#31DaysOfHorror: Witchboard (1986)

witchboardA woman  finds an interest in her friend Brandon’s Ouija Board when he brings it by her party.

It feels good to be back in October for my third annual #31DaysOfHorror. Each day I check out a horror movie that I’ve never seen, from any year but 2016, and share my reviews with you!

This little gem comes from the bygone era of 1986. Starring Todd Allen, Tawny Kitaen, Stephen Nichols, Kathleen Wilhoite, and Burke Burnes, I had really hoped this would be a fun romp full of cheesy 80’s gore. Now, this isn’t to say that the movie is bad, it’s actually a pretty watchable little movie. It’s not particularly scary, and sadly it doesn’t offer up much in the way of deeply interesting story.

The script relies really heavily on exposition, which deflates a lot of the spookier parts of the film. So much time is spent with characters simply explaining things to each other and, by extension, to the audience, that it feels more like a story someone wrote rather than a film script. Everything just feels clunky and silly.


With that said, I found myself enjoying the cheeseball nature of it, it really does feel like a movie from the mid/late 80’s (which it is). The actors all look like exactly what you picture when you think of that time in film, and it treads close to being one of those bad movies that still manages to be entertaining. I really wish there was more to say about this, it’s just not a particularly good movie. Threads throughout the plot are picked up and dropped, and it almost feels rushed. It came from a time when movies weren’t much more than 90 minutes, especially horror, and it could have done with some more time to expand on the story.

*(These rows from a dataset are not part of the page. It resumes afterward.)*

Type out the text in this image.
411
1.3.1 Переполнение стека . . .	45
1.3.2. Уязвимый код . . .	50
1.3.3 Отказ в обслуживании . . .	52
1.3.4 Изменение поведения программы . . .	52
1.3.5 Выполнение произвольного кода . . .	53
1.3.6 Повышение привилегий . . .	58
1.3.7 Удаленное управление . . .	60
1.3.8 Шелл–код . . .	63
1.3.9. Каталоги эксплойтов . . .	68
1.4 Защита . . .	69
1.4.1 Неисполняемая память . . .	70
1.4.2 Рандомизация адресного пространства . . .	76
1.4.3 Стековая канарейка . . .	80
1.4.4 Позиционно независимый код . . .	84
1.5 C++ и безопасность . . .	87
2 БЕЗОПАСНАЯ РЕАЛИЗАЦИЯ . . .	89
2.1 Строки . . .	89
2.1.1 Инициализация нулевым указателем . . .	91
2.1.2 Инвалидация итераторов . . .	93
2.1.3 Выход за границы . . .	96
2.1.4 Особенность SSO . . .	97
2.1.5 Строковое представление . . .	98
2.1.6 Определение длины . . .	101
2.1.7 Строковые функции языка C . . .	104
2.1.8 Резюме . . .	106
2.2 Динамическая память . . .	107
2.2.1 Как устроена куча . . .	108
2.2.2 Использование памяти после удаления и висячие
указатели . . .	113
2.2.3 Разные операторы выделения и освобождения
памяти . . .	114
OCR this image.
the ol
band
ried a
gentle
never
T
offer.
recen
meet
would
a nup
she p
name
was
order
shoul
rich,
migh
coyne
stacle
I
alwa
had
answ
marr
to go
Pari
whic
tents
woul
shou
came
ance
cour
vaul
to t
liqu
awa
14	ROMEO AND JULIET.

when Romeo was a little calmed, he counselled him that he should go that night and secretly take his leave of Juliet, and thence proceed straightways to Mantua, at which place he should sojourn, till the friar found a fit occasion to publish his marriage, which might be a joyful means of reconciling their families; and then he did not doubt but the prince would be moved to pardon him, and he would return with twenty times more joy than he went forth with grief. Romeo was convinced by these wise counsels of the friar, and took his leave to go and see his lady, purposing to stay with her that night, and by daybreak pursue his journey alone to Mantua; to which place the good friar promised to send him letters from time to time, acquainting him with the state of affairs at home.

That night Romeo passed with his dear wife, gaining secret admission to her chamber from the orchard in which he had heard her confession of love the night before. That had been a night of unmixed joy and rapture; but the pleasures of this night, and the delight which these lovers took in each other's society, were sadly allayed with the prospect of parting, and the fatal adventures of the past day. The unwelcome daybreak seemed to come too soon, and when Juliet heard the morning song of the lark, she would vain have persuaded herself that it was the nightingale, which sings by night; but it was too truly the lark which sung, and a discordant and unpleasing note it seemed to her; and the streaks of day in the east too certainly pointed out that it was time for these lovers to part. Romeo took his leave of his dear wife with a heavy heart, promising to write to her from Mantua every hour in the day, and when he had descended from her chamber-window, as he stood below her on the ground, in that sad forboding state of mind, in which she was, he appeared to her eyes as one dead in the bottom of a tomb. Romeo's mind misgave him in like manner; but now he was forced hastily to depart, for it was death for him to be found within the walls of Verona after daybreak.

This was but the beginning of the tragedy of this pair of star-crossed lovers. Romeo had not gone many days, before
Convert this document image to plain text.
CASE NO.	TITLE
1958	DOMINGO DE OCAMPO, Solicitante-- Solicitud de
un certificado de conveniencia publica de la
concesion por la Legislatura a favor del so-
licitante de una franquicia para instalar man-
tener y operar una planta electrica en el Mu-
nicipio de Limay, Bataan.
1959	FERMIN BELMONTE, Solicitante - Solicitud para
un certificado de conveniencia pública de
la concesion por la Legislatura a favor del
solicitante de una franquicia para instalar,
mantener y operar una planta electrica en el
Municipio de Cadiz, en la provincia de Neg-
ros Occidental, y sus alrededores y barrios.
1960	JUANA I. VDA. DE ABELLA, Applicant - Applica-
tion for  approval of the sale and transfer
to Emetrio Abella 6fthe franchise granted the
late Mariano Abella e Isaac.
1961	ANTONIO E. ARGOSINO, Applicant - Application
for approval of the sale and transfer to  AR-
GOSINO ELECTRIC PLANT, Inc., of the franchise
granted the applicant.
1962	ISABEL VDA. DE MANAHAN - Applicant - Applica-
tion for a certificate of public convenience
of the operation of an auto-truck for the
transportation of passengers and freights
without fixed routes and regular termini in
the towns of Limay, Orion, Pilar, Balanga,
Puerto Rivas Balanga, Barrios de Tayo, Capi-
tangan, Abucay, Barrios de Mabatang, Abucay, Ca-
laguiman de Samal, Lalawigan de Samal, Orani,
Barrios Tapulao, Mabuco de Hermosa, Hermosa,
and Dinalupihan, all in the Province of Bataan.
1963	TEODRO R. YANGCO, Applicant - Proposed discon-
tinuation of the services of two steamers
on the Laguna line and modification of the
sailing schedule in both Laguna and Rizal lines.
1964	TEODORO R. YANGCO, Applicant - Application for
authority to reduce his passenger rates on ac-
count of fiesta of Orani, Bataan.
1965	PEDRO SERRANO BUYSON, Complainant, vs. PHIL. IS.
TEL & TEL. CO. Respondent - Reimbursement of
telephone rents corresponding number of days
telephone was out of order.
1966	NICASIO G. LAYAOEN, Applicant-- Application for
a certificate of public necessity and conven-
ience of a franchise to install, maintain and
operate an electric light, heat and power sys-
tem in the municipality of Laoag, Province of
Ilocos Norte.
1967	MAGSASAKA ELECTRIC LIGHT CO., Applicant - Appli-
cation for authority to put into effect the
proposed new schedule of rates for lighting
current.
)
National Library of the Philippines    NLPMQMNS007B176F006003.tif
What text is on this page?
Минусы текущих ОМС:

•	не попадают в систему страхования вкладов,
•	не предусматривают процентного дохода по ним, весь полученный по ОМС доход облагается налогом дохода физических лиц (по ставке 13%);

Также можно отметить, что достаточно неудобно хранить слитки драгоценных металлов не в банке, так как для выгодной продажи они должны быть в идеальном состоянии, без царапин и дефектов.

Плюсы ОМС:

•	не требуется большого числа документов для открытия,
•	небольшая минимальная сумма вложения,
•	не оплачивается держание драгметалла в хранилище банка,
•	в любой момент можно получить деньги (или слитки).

One of the more bizarre moments comes at the end, and this almost makes it worth watching. In the final confrontation, Kitaen’s character is now possessed and wearing a hilarious hat, while her helpless boyfriend tries to save her. This final battle features two of the funniest special effects that I’ve ever seen, even for the time, one being when he shoots a flying Ouija board, and the other when he falls out a window. That scene would have been much more worth getting to, had the rest of the movie been as goofy and fun, but it just isn’t.

Witchboard does seem like an earnest attempt to make a horror movie, but the writing really does it no favours. Writer and Director Kevin Tenney did go on to make another movie I’ve been told I should watch, Night of the Demons, as well as Pinocchio’s revenge, so it’s unclear to me at this point if his writing improves or not. At the end of the day, this one is funny enough, but it doesn’t offer much in the way of scares, or in the way of being “so bad it’s good”, and sadly falls into that murky place in between that makes it a bit of a lousy experience.

Not the best way to start of a series like this, but what can you do.